Group Research Tools


RAMS

The Colorado State University Regional Atmospheric Modeling System (RAMS) is a comprehensive atmospheric model developed and maintained by the van den Heever group. RAMS can simulate phenomena from large-eddy simulation to regional climate scales, and has been used for simulations of supercell thunderstorms, mesoscale convective systems, cold pools, monsoon systems, sea breezes, extratropical cyclones, hurricanes, and more. RAMS contains both a bin-emulating bulk microphysics scheme and the Hebrew University Cloud Model (HUCM) bin microphysics scheme. The RAMS bin-emulating bulk microphysics scheme predicts the mixing ratio and number concentration of eight different hydrometeor classes and uses pre-calculated lookup tables for nucleation of aerosol. RAMS has a sophisticated treatment of aerosol including eleven different aerosol species. RAMS can simulate and track the emission, advection, nucleation, regeneration, and deposition (both wet and dry) of aerosols. Several radiative schemes are included in RAMS, and radiative-aerosol interactions can be turned on or off allowing for experiments to disentangle aerosol direct and indirect effects.
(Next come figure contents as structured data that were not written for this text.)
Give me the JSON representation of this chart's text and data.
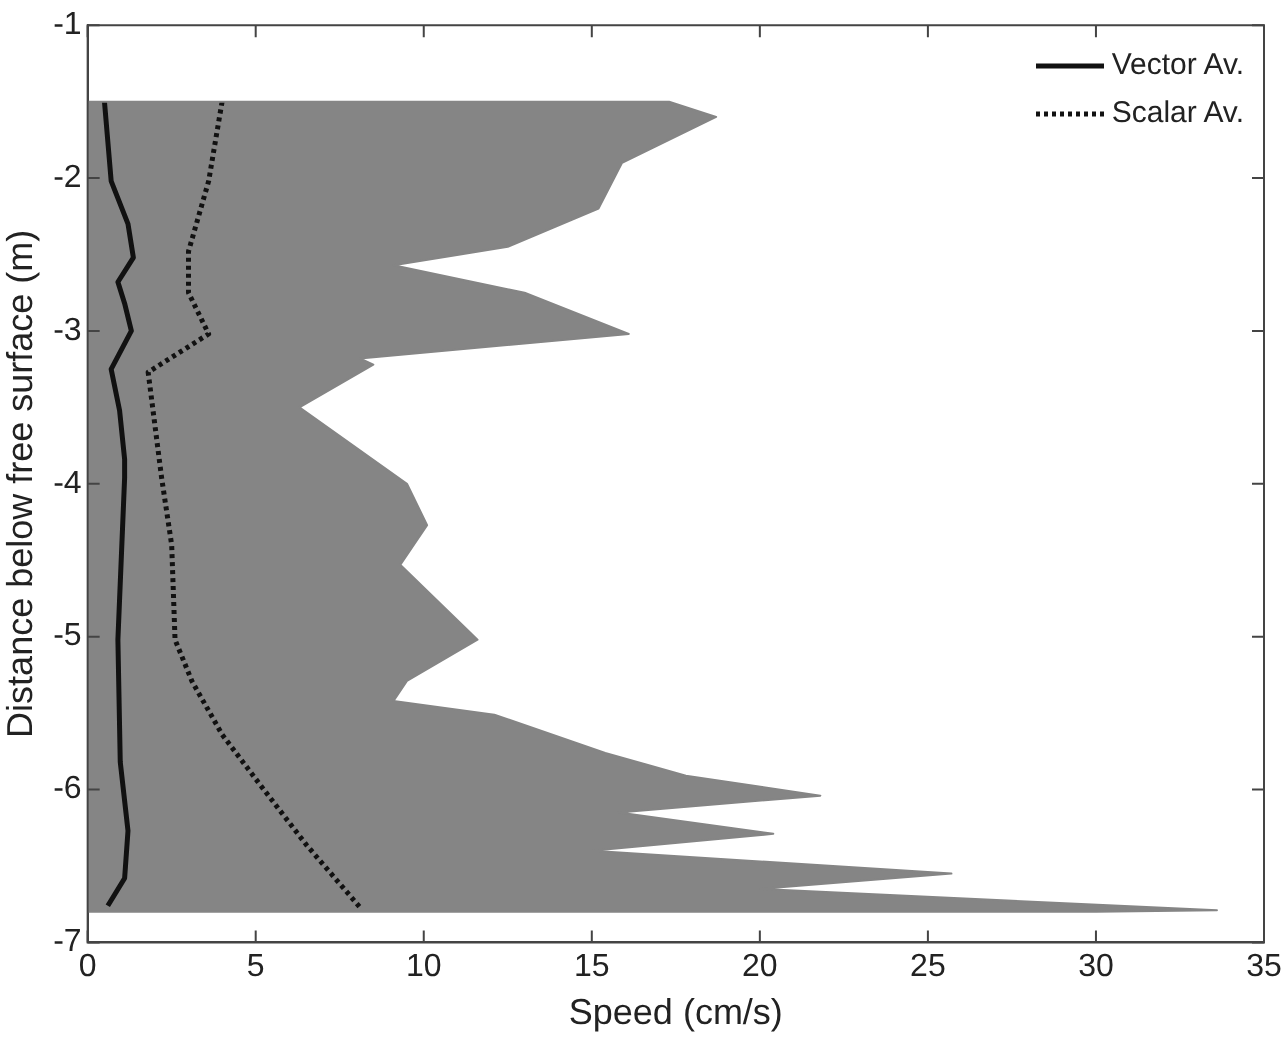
{
  "chart_data": {
    "type": "line",
    "xlabel": "Speed (cm/s)",
    "ylabel": "Distance below free surface (m)",
    "xlim": [
      0,
      35
    ],
    "xticks": [
      0,
      5,
      10,
      15,
      20,
      25,
      30,
      35
    ],
    "ylim": [
      -7,
      -1
    ],
    "yticks": [
      -7,
      -6,
      -5,
      -4,
      -3,
      -2,
      -1
    ],
    "legend": "top right",
    "series": [
      {
        "type": "area",
        "color": "#858585",
        "x": [
          0,
          17.3,
          18.7,
          15.9,
          15.2,
          12.5,
          9.1,
          13,
          16.1,
          8.1,
          8.5,
          6.3,
          9.5,
          10.1,
          9.3,
          11.6,
          9.5,
          9.1,
          12.1,
          15.4,
          17.8,
          21.8,
          15.8,
          20.4,
          15,
          25.7,
          20,
          33.6,
          30,
          0
        ],
        "values": [
          -1.5,
          -1.5,
          -1.6,
          -1.9,
          -2.2,
          -2.45,
          -2.57,
          -2.75,
          -3.02,
          -3.18,
          -3.22,
          -3.5,
          -4.0,
          -4.27,
          -4.53,
          -5.02,
          -5.29,
          -5.42,
          -5.51,
          -5.76,
          -5.91,
          -6.04,
          -6.15,
          -6.29,
          -6.4,
          -6.55,
          -6.65,
          -6.79,
          -6.8,
          -6.8
        ]
      },
      {
        "type": "line",
        "name": "Vector Av.",
        "color": "#111111",
        "line_style": "solid",
        "x": [
          0.5,
          0.7,
          1.2,
          1.36,
          0.9,
          1.1,
          1.3,
          0.7,
          0.95,
          1.1,
          1.1,
          0.9,
          0.97,
          1.2,
          1.1,
          0.6
        ],
        "values": [
          -1.5,
          -2.02,
          -2.3,
          -2.52,
          -2.68,
          -2.82,
          -3.0,
          -3.25,
          -3.52,
          -3.84,
          -3.96,
          -5.02,
          -5.82,
          -6.27,
          -6.58,
          -6.76
        ]
      },
      {
        "type": "line",
        "name": "Scalar Av.",
        "color": "#111111",
        "line_style": "dotted",
        "x": [
          4.0,
          3.6,
          3.0,
          3.0,
          3.6,
          1.8,
          2.2,
          2.5,
          2.6,
          3.1,
          4.0,
          5.1,
          6.5,
          8.1
        ],
        "values": [
          -1.5,
          -2.02,
          -2.48,
          -2.75,
          -3.02,
          -3.27,
          -3.96,
          -4.4,
          -5.02,
          -5.29,
          -5.64,
          -5.96,
          -6.36,
          -6.77
        ]
      }
    ]
  }
}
RAMS is coupled to the KPP ocean mixed layer model and the LEAF-3 soil-vegetation-atmosphere transfer model allowing for two-way feedbacks between the atmosphere and surface. For more information about RAMS including source code and documentation, click below.
Integrated total condensate from a RAMS basin-scale simulation (click for animation).


tobac

The Tracking and Object-Based Analysis of Clouds (tobac) Python package was first developed by Heikenfeld et al. (2019) to facilitate objective 2D identification (“feature detection”), 2D/3D discretization (“segmentation”), and 2D spatiotemporal tracking of cloud objects and other meteorological features in gridded data. This package has the distinct advantage over other comparable tools of being input variable-agnostic, which allows for the above procedures to be conducted on virtually any gridded dataset, meteorological or not. Recent computational and research needs have required improved documentation of this package; enhanced computational efficiency due to the increasing size of observational and model output datasets; inclusion of the 3rd (vertical) dimension in feature detection and tracking for more complex meteorological structures; and a treatment for periodic boundary conditions, as commonly used in idealized numerical models and needed when handling global datasets or model output. Our team has introduced the aforementioned new capabilities, which will be included in the upcoming release of tobac v. 1.5, and is heavily involved with the future development of tobac. This project is a multi-institutional and multi-national collaboration which, beyond Colorado State University, includes researchers from the University of Oxford (UK); Leibniz Institute for Tropospheric Research (Germany); Argonne National Laboratory, Texas Tech University, and Pacific Northwest National Laboratory (USA); Nanjing University of Information Science and Technology (China); and the University of Gothenburg (Sweden). The current stable release of tobac (v. 1.2.1) can be found on GitHub at: https://github.com/climate-processes/tobac.
Radar reflecivity during a C3LOUD-Ex case showing four tobac identified cells and their centers.


Drones

The van den Heever group utilizes drones in our research of convective storms. During the C3LOUD-Ex field campaign, drones were equipped with sensors to measure temperature, humidity, and pressure as cold pools passed. A novel “flying curtain” strategy was deployed where drones were flown at varying horizontal and vertical spacings to obtain characteristics of cold pools at high spatial and temporal resolutions. These observations found that cold pool properties vary on spatial scales from the order of 100 m through the order of 1 km. The van den Heever group will again be using our drones to take observations during the upcoming BACS field campaign. In order to fly these drones, several members of the van den Heever group have passed the test to obtain a remote pilot certificate from the FAA.
Photo of a drone in flight during C3LOUD-Ex.